Дементий окончательно понял, что зря встрял в этот бессмысленный спор-разговор. Ну не будет же он объяснять новоявленному теоретику искусства вместе с внимающими ему слушателями, что внутренний мир художника суть отражение – пусть и не зеркальное, пусть опосредованное – мира реального…

Нет, ничего и никому он тут не докажет, и самое лучшее – сидеть и помалкивать.

И все же когда минуту спустя зашла речь о новейших, наисовременнейших средствах и способах выражения внутреннего мира творца с помощью цвета и света, Дементий опять не выдержал и сказал, что цвет и свет не имеют национальной окраски, а настоящее искусство всегда национально.

– Есть же, в конце концов, такие понятия, как русское искусство или французское, итальянское!

– Было! – невозмутимо изрек Художник. – Было и быльем поросло… Человек вышел в космос, и оттуда, из звездного далека, ему кажутся наивными, если не смешными, как границы между странами, так и национальные рамки, национальные сусеки, по которым мы привыкли раскладывать искусство.

– Автогеном по сусекам! – заплетающимся языком подхватил кудлатый.

Дементий был обескуражен: он говорит об одном, а ему отвечают что-то другое и делают вид, что это другое и есть то самое, о чем он говорит.

– Предлагаю тост, – поднял стопку парень с баками. – За цвет и свет!

– Но если я русский… – все больше заводясь, продолжал переть на рожон Дементий. Он хотел сказать: если я русский художник, надо ли мне отрекаться от национальных традиций? Но на «художнике» споткнулся: язык отказался выговорить столь обязывающее слово. Правда, имелось-то в виду иносказание: какой-то русский художник вообще, но ведь могли понять, что Дементий говорит про себя лично, а он пока еще никакой не художник.

Поборник цвета и света, явно недовольный тем, что был скомкан его гениальный тост, по-своему воспользовался запинкой Дементия.

– Ты – русский, а я, допустим, – нерусский. Ну и что?

– Ничего, – простодушно ответил Дементий, не сразу сообразив, почему разговор сместился куда-то в сторону.

– А ничего – так сиди и не высовывайся, – под сочувственные возгласы окружающих процедил парень. – А то, может, еще об истории России по картинам Сурикова начнешь нам рассказывать или о любви к Родине речь толкнешь…

У Дементия дух перехватило от негодования: вон в какую сторону разговор пошел!

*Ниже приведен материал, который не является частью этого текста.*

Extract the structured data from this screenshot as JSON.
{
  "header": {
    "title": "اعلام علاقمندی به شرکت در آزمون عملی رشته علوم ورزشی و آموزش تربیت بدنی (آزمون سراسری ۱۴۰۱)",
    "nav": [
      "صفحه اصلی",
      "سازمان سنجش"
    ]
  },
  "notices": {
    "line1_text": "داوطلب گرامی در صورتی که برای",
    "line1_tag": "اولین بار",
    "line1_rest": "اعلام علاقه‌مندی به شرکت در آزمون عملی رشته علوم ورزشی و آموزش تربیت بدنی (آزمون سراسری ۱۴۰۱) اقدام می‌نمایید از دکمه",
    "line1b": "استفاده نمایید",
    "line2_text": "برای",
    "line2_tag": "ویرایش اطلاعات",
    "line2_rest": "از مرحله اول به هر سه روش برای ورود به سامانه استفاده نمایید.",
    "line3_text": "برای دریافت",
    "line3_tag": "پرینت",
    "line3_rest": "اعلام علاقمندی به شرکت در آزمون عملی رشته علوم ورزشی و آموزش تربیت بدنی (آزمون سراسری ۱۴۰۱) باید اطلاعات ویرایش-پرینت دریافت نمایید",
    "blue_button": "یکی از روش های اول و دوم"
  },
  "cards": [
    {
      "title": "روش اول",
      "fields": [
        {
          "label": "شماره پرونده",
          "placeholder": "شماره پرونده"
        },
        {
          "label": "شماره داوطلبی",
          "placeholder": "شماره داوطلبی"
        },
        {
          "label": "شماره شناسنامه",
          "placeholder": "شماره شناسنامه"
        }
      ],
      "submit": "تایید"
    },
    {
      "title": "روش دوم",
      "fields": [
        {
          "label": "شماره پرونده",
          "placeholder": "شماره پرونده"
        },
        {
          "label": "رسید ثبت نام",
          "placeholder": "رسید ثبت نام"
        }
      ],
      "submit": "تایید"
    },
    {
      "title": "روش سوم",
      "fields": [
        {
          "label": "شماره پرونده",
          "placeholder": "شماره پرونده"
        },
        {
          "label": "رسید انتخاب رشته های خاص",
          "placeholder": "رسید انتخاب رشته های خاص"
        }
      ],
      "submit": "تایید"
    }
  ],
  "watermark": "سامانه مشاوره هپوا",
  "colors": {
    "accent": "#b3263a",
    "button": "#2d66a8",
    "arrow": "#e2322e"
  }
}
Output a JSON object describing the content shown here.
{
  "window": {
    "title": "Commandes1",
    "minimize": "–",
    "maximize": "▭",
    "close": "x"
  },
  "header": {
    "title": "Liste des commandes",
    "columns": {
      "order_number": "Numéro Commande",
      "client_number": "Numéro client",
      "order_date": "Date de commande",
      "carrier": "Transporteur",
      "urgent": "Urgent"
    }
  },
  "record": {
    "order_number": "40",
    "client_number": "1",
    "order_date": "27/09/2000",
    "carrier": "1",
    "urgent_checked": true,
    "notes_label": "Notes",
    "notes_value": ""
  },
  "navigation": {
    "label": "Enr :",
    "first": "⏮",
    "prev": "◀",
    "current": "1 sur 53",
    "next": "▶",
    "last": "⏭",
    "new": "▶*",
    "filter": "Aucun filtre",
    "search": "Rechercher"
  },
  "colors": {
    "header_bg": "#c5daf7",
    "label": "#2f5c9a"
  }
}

Он ожидал, что маэстро одернет или как-то поправит своего не в меру разошедшегося ассистента, но тот меланхолично жевал яблоко, всем видом показывая, что стоит выше того, о чем идет разговор.

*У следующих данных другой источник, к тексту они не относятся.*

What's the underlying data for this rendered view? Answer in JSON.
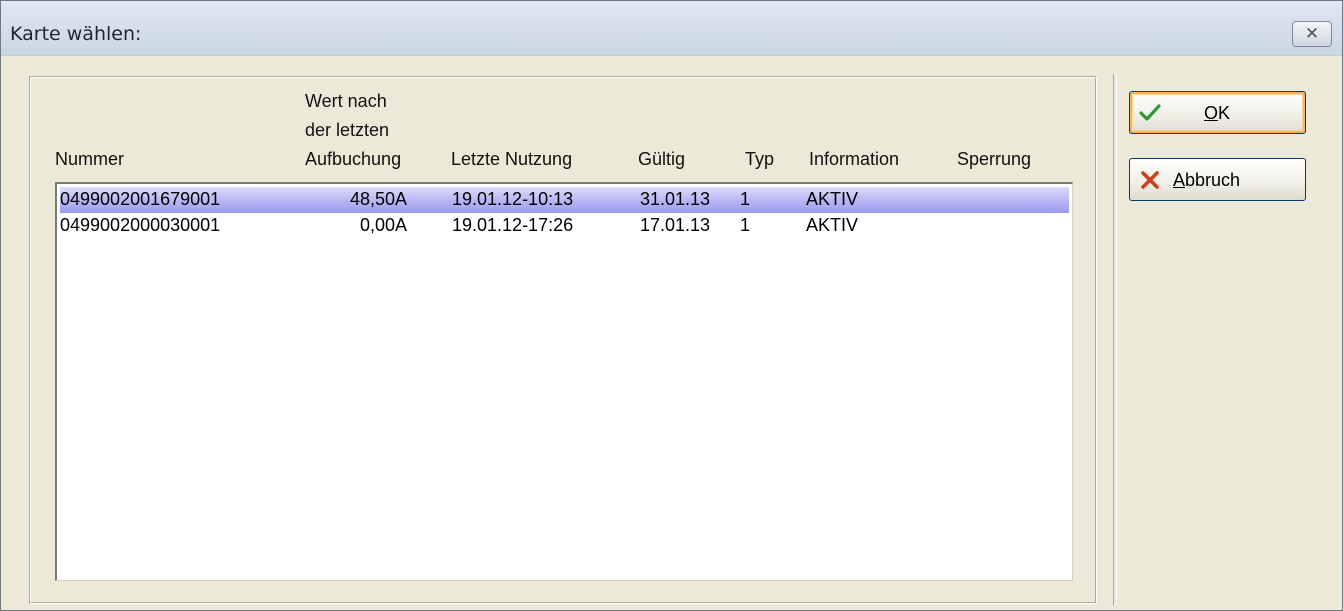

– А что, и это – быльем поросло? – срывающимся голосом выкрикнул, чтобы перекрыть виски-блюз, Дементий. – Тоже – автогеном?!

Курчавый юноша, выступавший теперь как бы уже от лица всей компании, не успел ответить, его опередили.

– Слышу, разговор о любви идет. Достойная тема! – из-за плеча юноши вынырнула дурашливо ухмыляющаяся физиономия Омеги. – Любовь – главная движущая сила истории! И почему бы нам, други, не выпить за энту самую силу?!

Омега по-хозяйски уверенно потянулся за бутылкой коньяка, что стояла рядом с портретом именинника, и начал наливать в стопки и рюмки, которые ему по очереди подставляли. Дойдя по кругу до Дементия, спросил:

– А где твоя посудина?

– В середине стола, – кивнул куда-то за спину Дементий. Пить ему совсем не хотелось.

– Возьми любую, велика беда.

– Надо ли упускать возможность выпить за любовь к Родине?! – с ехидцей вставил бакенбардник.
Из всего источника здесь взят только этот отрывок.